Art Not Shame is a Guelph-based, community-engaged, not-for-profit organization for those interested in addressing their mental health challenges through storytelling and other forms of art. It offers workshops in partnership with schools, local organizations, and established community health programs.
Michelle Peek is the program’s founder and creative director.
“Art Not Shame was born out of the simple premise that the world would be a more beautiful place if there were more art and less shame,” Peek says. “Shame, to me, is something that stops us from showing up as we are. It stops us from learning. It stops us from being there for one another. And it’s not just something we experience internally; we live in a ‘shame-based’ culture.”
The workshops are offered through high schools, universities and community health organizations. They range from one-off drumming workshops with the intention of bringing people together to create a common, positive, de-stressing experience, to long-term 10- to 12-week explorations. At the core, both types of workshops are collaborative art-making in a super-supportive and accessible environment.
The organization believes that everyone is creative. It emphasizes the process of making art, rather than the products of art, believing in the important of the process for the way it “offers a space for play and discovery without expectation.”

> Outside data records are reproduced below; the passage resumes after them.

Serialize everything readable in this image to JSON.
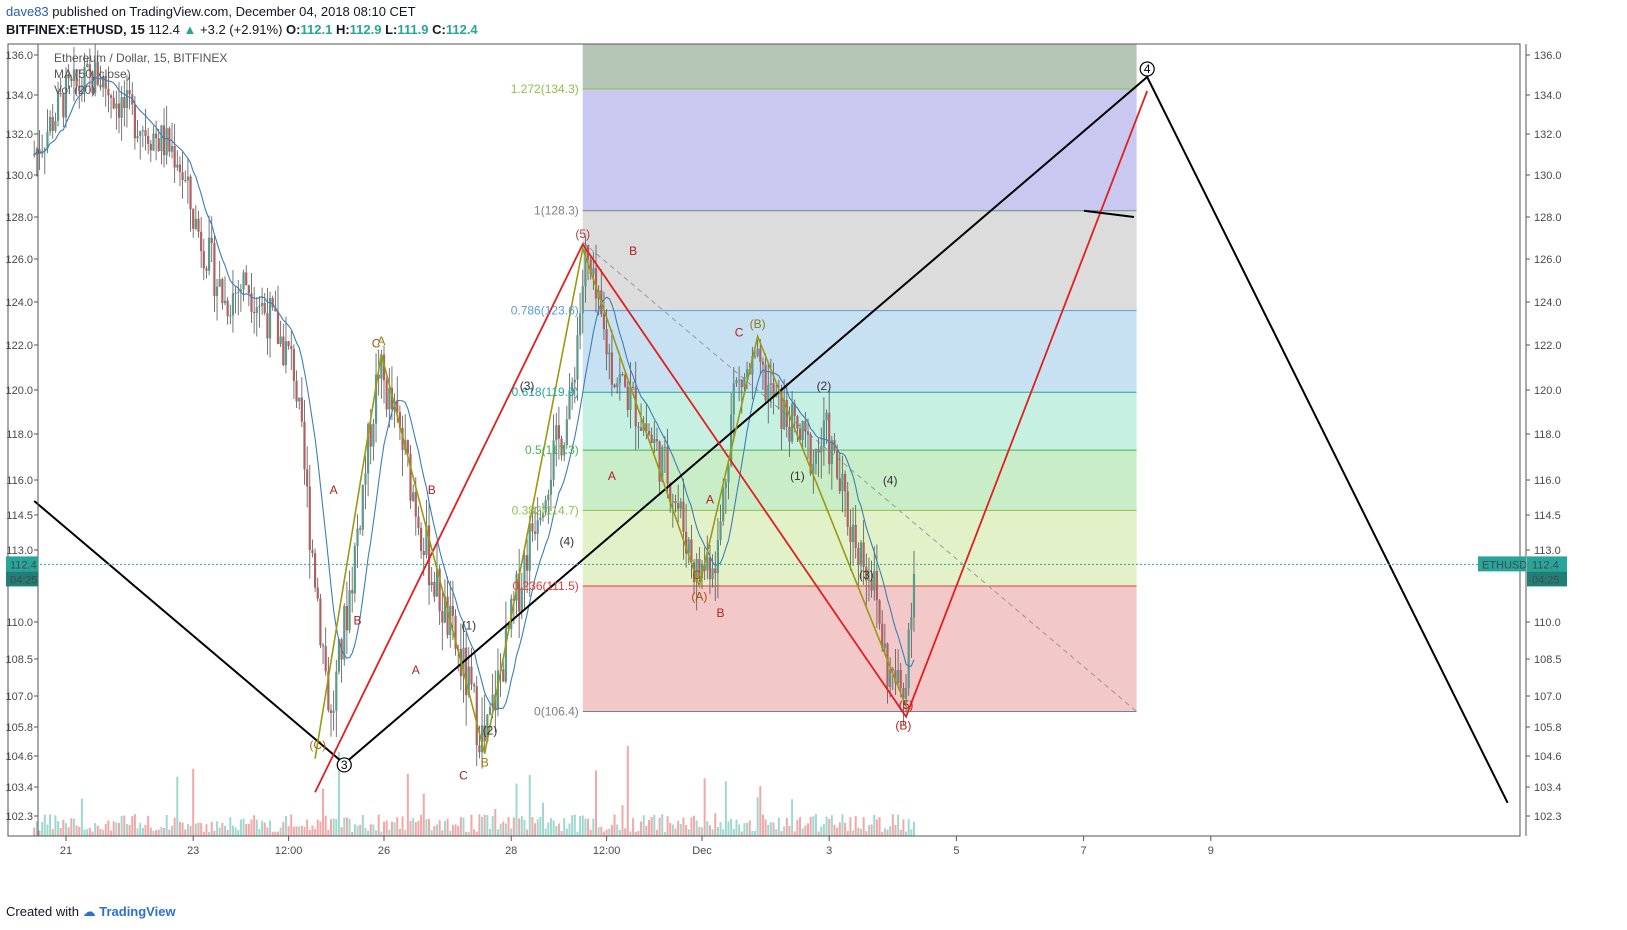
{
  "header": {
    "author": "dave83",
    "published_text": "published on TradingView.com, December 04, 2018 08:10 CET",
    "symbol": "BITFINEX:ETHUSD, 15",
    "last": "112.4",
    "change": "+3.2 (+2.91%)",
    "o_label": "O:",
    "o_value": "112.1",
    "h_label": "H:",
    "h_value": "112.9",
    "l_label": "L:",
    "l_value": "111.9",
    "c_label": "C:",
    "c_value": "112.4"
  },
  "legend": {
    "line1": "Ethereum / Dollar, 15, BITFINEX",
    "line2": "MA (50, close)",
    "line3": "Vol (20)"
  },
  "footer": {
    "created_with": "Created with",
    "brand": "TradingView"
  },
  "price_tag": {
    "value": "112.4",
    "timer": "04:25",
    "symbol_tag": "ETHUSD",
    "color": "#26a69a"
  },
  "colors": {
    "fib_gray": "#8b8b8b",
    "red_wave": "#e02020",
    "olive_wave": "#9a9a10",
    "black_wave": "#000000",
    "ma_line": "#3b7fb8"
  },
  "chart_data": {
    "type": "line",
    "title": "Ethereum / Dollar, 15, BITFINEX",
    "x_ticks": [
      "21",
      "23",
      "12:00",
      "26",
      "28",
      "12:00",
      "Dec",
      "3",
      "5",
      "7",
      "9"
    ],
    "y_ticks": [
      "136.0",
      "134.0",
      "132.0",
      "130.0",
      "128.0",
      "126.0",
      "124.0",
      "122.0",
      "120.0",
      "118.0",
      "116.0",
      "114.5",
      "113.0",
      "110.0",
      "108.5",
      "107.0",
      "105.8",
      "104.6",
      "103.4",
      "102.3"
    ],
    "ylim": [
      101.8,
      136.6
    ],
    "last_price": 112.4,
    "fib_levels": [
      {
        "label": "1.272(134.3)",
        "value": 134.3,
        "color": "#8bc34a",
        "fill": "#c8c8f0"
      },
      {
        "label": "1(128.3)",
        "value": 128.3,
        "color": "#808080",
        "fill": "#dcdcdc"
      },
      {
        "label": "0.786(123.6)",
        "value": 123.6,
        "color": "#5b9bd5",
        "fill": "#c7e0f2"
      },
      {
        "label": "0.618(119.9)",
        "value": 119.9,
        "color": "#26a69a",
        "fill": "#c6f0e2"
      },
      {
        "label": "0.5(117.3)",
        "value": 117.3,
        "color": "#4caf50",
        "fill": "#c9edc6"
      },
      {
        "label": "0.382(114.7)",
        "value": 114.7,
        "color": "#8bc34a",
        "fill": "#e3f1c8"
      },
      {
        "label": "0.236(111.5)",
        "value": 111.5,
        "color": "#e53935",
        "fill": "#f2c8c8"
      },
      {
        "label": "0(106.4)",
        "value": 106.4,
        "color": "#808080",
        "fill": ""
      }
    ],
    "wave_labels": [
      {
        "text": "4",
        "circled": true,
        "color": "#000000",
        "date": "Dec 8 00:00",
        "price": 135.1
      },
      {
        "text": "3",
        "circled": true,
        "color": "#000000",
        "date": "Nov 25 09:00",
        "price": 104.1
      },
      {
        "text": "(5)",
        "circled": false,
        "color": "#b04040",
        "date": "Nov 29 03:00",
        "price": 127.0
      },
      {
        "text": "B",
        "circled": false,
        "color": "#b02020",
        "date": "Nov 29 22:00",
        "price": 126.2
      },
      {
        "text": "A",
        "circled": false,
        "color": "#b02020",
        "date": "Nov 29 14:00",
        "price": 116.0
      },
      {
        "text": "(B)",
        "circled": false,
        "color": "#8a7a10",
        "date": "Dec 1 21:00",
        "price": 122.8
      },
      {
        "text": "C",
        "circled": false,
        "color": "#b02020",
        "date": "Dec 1 14:00",
        "price": 122.4
      },
      {
        "text": "(2)",
        "circled": false,
        "color": "#333333",
        "date": "Dec 2 22:00",
        "price": 120.0
      },
      {
        "text": "(1)",
        "circled": false,
        "color": "#333333",
        "date": "Dec 2 12:00",
        "price": 116.0
      },
      {
        "text": "(4)",
        "circled": false,
        "color": "#333333",
        "date": "Dec 3 23:00",
        "price": 115.8
      },
      {
        "text": "(3)",
        "circled": false,
        "color": "#333333",
        "date": "Dec 3 14:00",
        "price": 111.8
      },
      {
        "text": "(A)",
        "circled": false,
        "color": "#a05010",
        "date": "Nov 30 23:00",
        "price": 110.9
      },
      {
        "text": "C",
        "circled": false,
        "color": "#a05010",
        "date": "Nov 30 22:00",
        "price": 111.8
      },
      {
        "text": "A",
        "circled": false,
        "color": "#b02020",
        "date": "Dec 1 03:00",
        "price": 115.0
      },
      {
        "text": "B",
        "circled": false,
        "color": "#b02020",
        "date": "Dec 1 07:00",
        "price": 110.2
      },
      {
        "text": "(B)",
        "circled": false,
        "color": "#b02020",
        "date": "Dec 4 04:00",
        "price": 105.7
      },
      {
        "text": "(5)",
        "circled": false,
        "color": "#b02020",
        "date": "Dec 4 05:00",
        "price": 106.5
      },
      {
        "text": "C",
        "circled": false,
        "color": "#a05010",
        "date": "Nov 25 21:00",
        "price": 121.9
      },
      {
        "text": "A",
        "circled": false,
        "color": "#a07010",
        "date": "Nov 25 23:00",
        "price": 122.0
      },
      {
        "text": "A",
        "circled": false,
        "color": "#b02020",
        "date": "Nov 25 05:00",
        "price": 115.4
      },
      {
        "text": "B",
        "circled": false,
        "color": "#b02020",
        "date": "Nov 25 14:00",
        "price": 109.9
      },
      {
        "text": "B",
        "circled": false,
        "color": "#b02020",
        "date": "Nov 26 18:00",
        "price": 115.4
      },
      {
        "text": "A",
        "circled": false,
        "color": "#b02020",
        "date": "Nov 26 12:00",
        "price": 107.9
      },
      {
        "text": "(1)",
        "circled": false,
        "color": "#333333",
        "date": "Nov 27 08:00",
        "price": 109.7
      },
      {
        "text": "(2)",
        "circled": false,
        "color": "#333333",
        "date": "Nov 27 16:00",
        "price": 105.5
      },
      {
        "text": "B",
        "circled": false,
        "color": "#a07010",
        "date": "Nov 27 14:00",
        "price": 104.2
      },
      {
        "text": "C",
        "circled": false,
        "color": "#b02020",
        "date": "Nov 27 06:00",
        "price": 103.7
      },
      {
        "text": "(3)",
        "circled": false,
        "color": "#333333",
        "date": "Nov 28 06:00",
        "price": 120.0
      },
      {
        "text": "(4)",
        "circled": false,
        "color": "#333333",
        "date": "Nov 28 21:00",
        "price": 113.2
      },
      {
        "text": "(C)",
        "circled": false,
        "color": "#a07010",
        "date": "Nov 24 23:00",
        "price": 104.9
      }
    ]
  }
}
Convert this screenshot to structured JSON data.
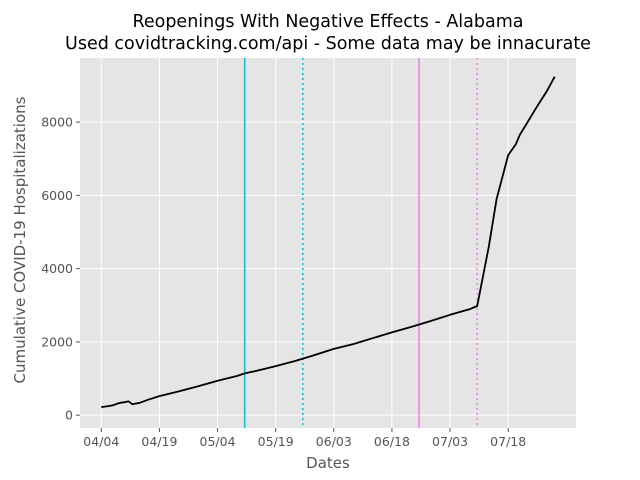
{
  "chart_data": {
    "type": "line",
    "title": "Reopenings With Negative Effects - Alabama",
    "subtitle": "Used covidtracking.com/api - Some data may be innacurate",
    "xlabel": "Dates",
    "ylabel": "Cumulative COVID-19 Hospitalizations",
    "x_ticks": [
      "04/04",
      "04/19",
      "05/04",
      "05/19",
      "06/03",
      "06/18",
      "07/03",
      "07/18"
    ],
    "y_ticks": [
      0,
      2000,
      4000,
      6000,
      8000
    ],
    "ylim": [
      -350,
      9750
    ],
    "xlim_days": [
      -5.5,
      122.5
    ],
    "grid": true,
    "background": "#e5e5e5",
    "line_color": "#000000",
    "series": [
      {
        "x_days": [
          0,
          2,
          3,
          4,
          5,
          6,
          7,
          8,
          10,
          12,
          15,
          20,
          25,
          30,
          35,
          37,
          40,
          45,
          50,
          55,
          60,
          65,
          70,
          75,
          80,
          85,
          90,
          95,
          97,
          100,
          102,
          105,
          107,
          108,
          110,
          112,
          115,
          117
        ],
        "values": [
          220,
          250,
          270,
          310,
          340,
          355,
          380,
          300,
          340,
          420,
          520,
          650,
          790,
          940,
          1070,
          1140,
          1210,
          1340,
          1480,
          1640,
          1810,
          1940,
          2100,
          2260,
          2410,
          2570,
          2740,
          2890,
          2980,
          4600,
          5900,
          7100,
          7400,
          7650,
          8000,
          8350,
          8850,
          9240
        ]
      }
    ],
    "vertical_lines": [
      {
        "x_day": 37,
        "color": "#17becf",
        "style": "solid"
      },
      {
        "x_day": 52,
        "color": "#17becf",
        "style": "dotted"
      },
      {
        "x_day": 82,
        "color": "#ee82ee",
        "style": "solid"
      },
      {
        "x_day": 97,
        "color": "#ee82ee",
        "style": "dotted"
      }
    ]
  }
}
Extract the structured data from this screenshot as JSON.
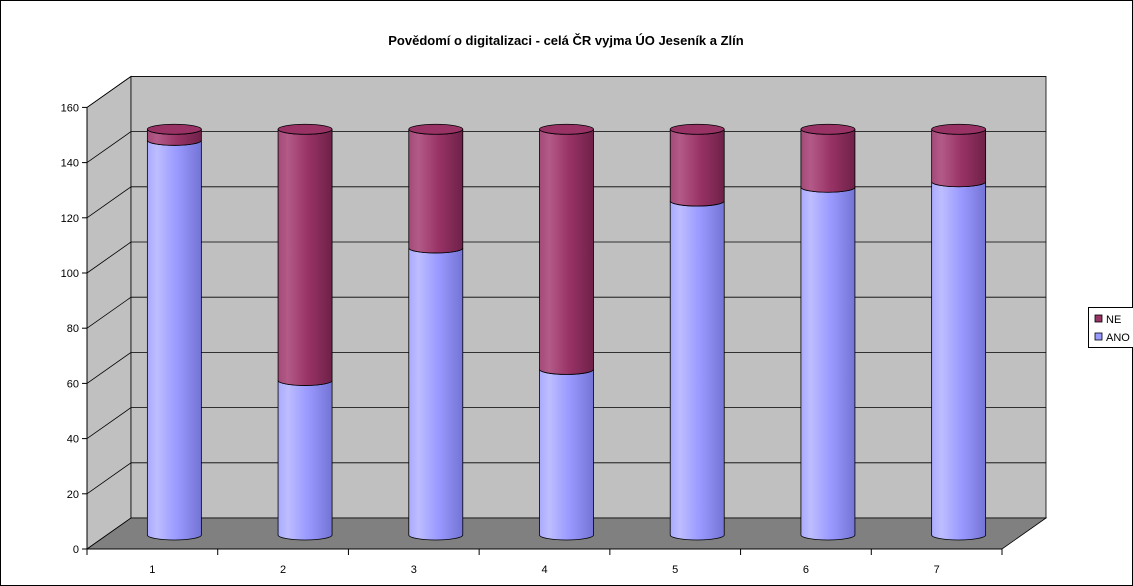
{
  "chart_data": {
    "type": "bar",
    "variant": "stacked-3d-cylinder",
    "title": "Povědomí o digitalizaci - celá ČR vyjma ÚO Jeseník a Zlín",
    "xlabel": "",
    "ylabel": "",
    "categories": [
      "1",
      "2",
      "3",
      "4",
      "5",
      "6",
      "7"
    ],
    "series": [
      {
        "name": "ANO",
        "color": "#9999ff",
        "values": [
          143,
          56,
          104,
          60,
          121,
          126,
          128
        ]
      },
      {
        "name": "NE",
        "color": "#993366",
        "values": [
          4,
          91,
          43,
          87,
          26,
          21,
          19
        ]
      }
    ],
    "ylim": [
      0,
      160
    ],
    "yticks": [
      "0",
      "20",
      "40",
      "60",
      "80",
      "100",
      "120",
      "140",
      "160"
    ],
    "grid": true,
    "legend_position": "right",
    "legend": [
      {
        "name": "NE",
        "color": "#993366"
      },
      {
        "name": "ANO",
        "color": "#9999ff"
      }
    ],
    "wall_color": "#c0c0c0",
    "floor_color": "#808080"
  }
}
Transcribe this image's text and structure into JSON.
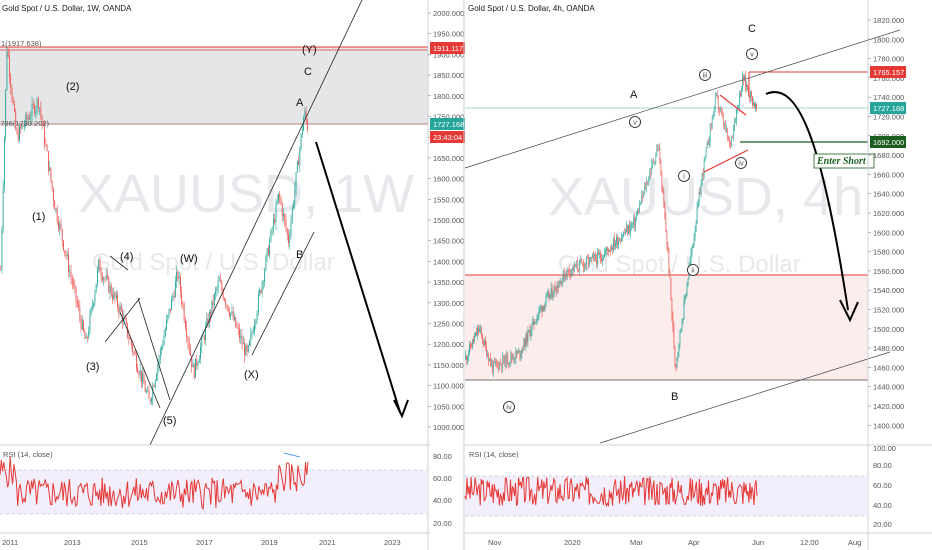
{
  "left": {
    "header": "Gold Spot / U.S. Dollar, 1W, OANDA",
    "watermark_symbol": "XAUUSD, 1W",
    "watermark_name": "Gold Spot / U.S. Dollar",
    "rsi_label": "RSI (14, close)",
    "price_ticks": [
      "2000.000",
      "1950.000",
      "1900.000",
      "1850.000",
      "1800.000",
      "1750.000",
      "1700.000",
      "1650.000",
      "1600.000",
      "1550.000",
      "1500.000",
      "1450.000",
      "1400.000",
      "1350.000",
      "1300.000",
      "1250.000",
      "1200.000",
      "1150.000",
      "1100.000",
      "1050.000",
      "1000.000"
    ],
    "rsi_ticks": [
      "80.00",
      "60.00",
      "40.00",
      "20.00"
    ],
    "time_ticks": [
      "2011",
      "2013",
      "2015",
      "2017",
      "2019",
      "2021",
      "2023"
    ],
    "fib_labels": [
      "1(1917.638)",
      "0.786(1730.202)"
    ],
    "price_boxes": [
      {
        "text": "1911.117",
        "color": "#e53935"
      },
      {
        "text": "1727.168",
        "color": "#26a69a"
      },
      {
        "text": "23:43:04",
        "color": "#e53935"
      }
    ],
    "wave_labels": [
      "(1)",
      "(2)",
      "(3)",
      "(4)",
      "(5)",
      "(W)",
      "(X)",
      "(Y)",
      "A",
      "B",
      "C"
    ]
  },
  "right": {
    "header": "Gold Spot / U.S. Dollar, 4h, OANDA",
    "watermark_symbol": "XAUUSD, 4h",
    "watermark_name": "Gold Spot / U.S. Dollar",
    "rsi_label": "RSI (14, close)",
    "price_ticks": [
      "1820.000",
      "1800.000",
      "1780.000",
      "1760.000",
      "1740.000",
      "1720.000",
      "1700.000",
      "1680.000",
      "1660.000",
      "1640.000",
      "1620.000",
      "1600.000",
      "1580.000",
      "1560.000",
      "1540.000",
      "1520.000",
      "1500.000",
      "1480.000",
      "1460.000",
      "1440.000",
      "1420.000",
      "1400.000"
    ],
    "rsi_ticks": [
      "100.00",
      "80.00",
      "60.00",
      "40.00",
      "20.00"
    ],
    "time_ticks": [
      "Nov",
      "2020",
      "Mar",
      "Apr",
      "Jun",
      "12:00",
      "Aug"
    ],
    "price_boxes": [
      {
        "text": "1765.157",
        "color": "#e53935"
      },
      {
        "text": "1727.168",
        "color": "#26a69a"
      },
      {
        "text": "1692.000",
        "color": "#1b5e20"
      }
    ],
    "wave_labels": [
      "A",
      "B",
      "C",
      "v",
      "iii",
      "i",
      "ii",
      "iv",
      "v",
      "iv"
    ],
    "annotation": "Enter Short"
  },
  "chart_data": [
    {
      "type": "candlestick",
      "instrument": "Gold Spot / U.S. Dollar",
      "interval": "1W",
      "ylim": [
        980,
        2020
      ],
      "x_range": [
        "2011",
        "2023"
      ],
      "series": [
        {
          "name": "XAUUSD",
          "approx_path": [
            [
              2010.8,
              1380
            ],
            [
              2011.0,
              1920
            ],
            [
              2011.3,
              1700
            ],
            [
              2012.0,
              1790
            ],
            [
              2012.5,
              1540
            ],
            [
              2013.5,
              1200
            ],
            [
              2013.9,
              1390
            ],
            [
              2014.6,
              1280
            ],
            [
              2015.5,
              1060
            ],
            [
              2016.4,
              1370
            ],
            [
              2016.9,
              1130
            ],
            [
              2017.7,
              1350
            ],
            [
              2018.6,
              1170
            ],
            [
              2019.6,
              1560
            ],
            [
              2019.9,
              1450
            ],
            [
              2020.4,
              1760
            ],
            [
              2020.5,
              1727
            ]
          ]
        }
      ],
      "horizontal_levels": [
        1917.638,
        1911.117,
        1730.202,
        1727.168
      ],
      "rsi": {
        "label": "RSI (14, close)",
        "ylim": [
          15,
          90
        ],
        "bands": [
          30,
          70
        ]
      }
    },
    {
      "type": "candlestick",
      "instrument": "Gold Spot / U.S. Dollar",
      "interval": "4h",
      "ylim": [
        1390,
        1830
      ],
      "series": [
        {
          "name": "XAUUSD",
          "approx_path": [
            [
              0,
              1470
            ],
            [
              0.04,
              1500
            ],
            [
              0.08,
              1460
            ],
            [
              0.16,
              1475
            ],
            [
              0.22,
              1520
            ],
            [
              0.3,
              1560
            ],
            [
              0.4,
              1575
            ],
            [
              0.5,
              1610
            ],
            [
              0.57,
              1690
            ],
            [
              0.6,
              1570
            ],
            [
              0.62,
              1460
            ],
            [
              0.66,
              1560
            ],
            [
              0.7,
              1660
            ],
            [
              0.74,
              1740
            ],
            [
              0.78,
              1690
            ],
            [
              0.82,
              1760
            ],
            [
              0.86,
              1727
            ]
          ]
        }
      ],
      "horizontal_levels": [
        1765.157,
        1727.168,
        1692.0,
        1560.0,
        1450.0
      ],
      "rsi": {
        "label": "RSI (14, close)",
        "ylim": [
          15,
          100
        ],
        "bands": [
          30,
          70
        ]
      }
    }
  ]
}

Art Not Shame is important to Peek because she lost her brother when she was very young.
“It means the world to me,” Peek says. “I lost my brother to suicide when I was 15, and so this work is very personal to me. As a family and community, we raised money in his name for 17 years, until 2017. Art Not Shame is a continuation of that work. . . . It’s all about holding space for people to be free to show up as they are, without judgement, condition, or apology.”
A YouTube video talks about Peek’s brother, James Peek, and the work the family has done to combat the stigma around mental health.
Art Not Shame, Peek says, utilizes co-creative art-making as a pathway toward “speaking back to systemic forces that perpetuate cycles of shame and the undermining of self-worth.” Those pathways include a variety of visual, literary and performing arts media, including dance theatre, photography, textiles, spoken word and creative writing.
“There is no shame in feelings of depression and worthlessness,” Peek says, adding that it’s important for any community to “simply listen to someone’s struggle, to be there with them in their pain without judgement, and to simply hold open space for them to explore what they’re feeling, without needing to fix, save, or advise them.”
Art Not Shame has delivered programming in seven cities across Ontario: Richmond Hill, Guelph, Unionville, Hamilton, Aurora, Oakville, and Kitchener. Longer-term community partnerships have been forged with the Canadian Mental Health Association (York and South Simcoe), The Resilience Project (The Family Centre, Waterloo Region) and LifeVoice (Guelph).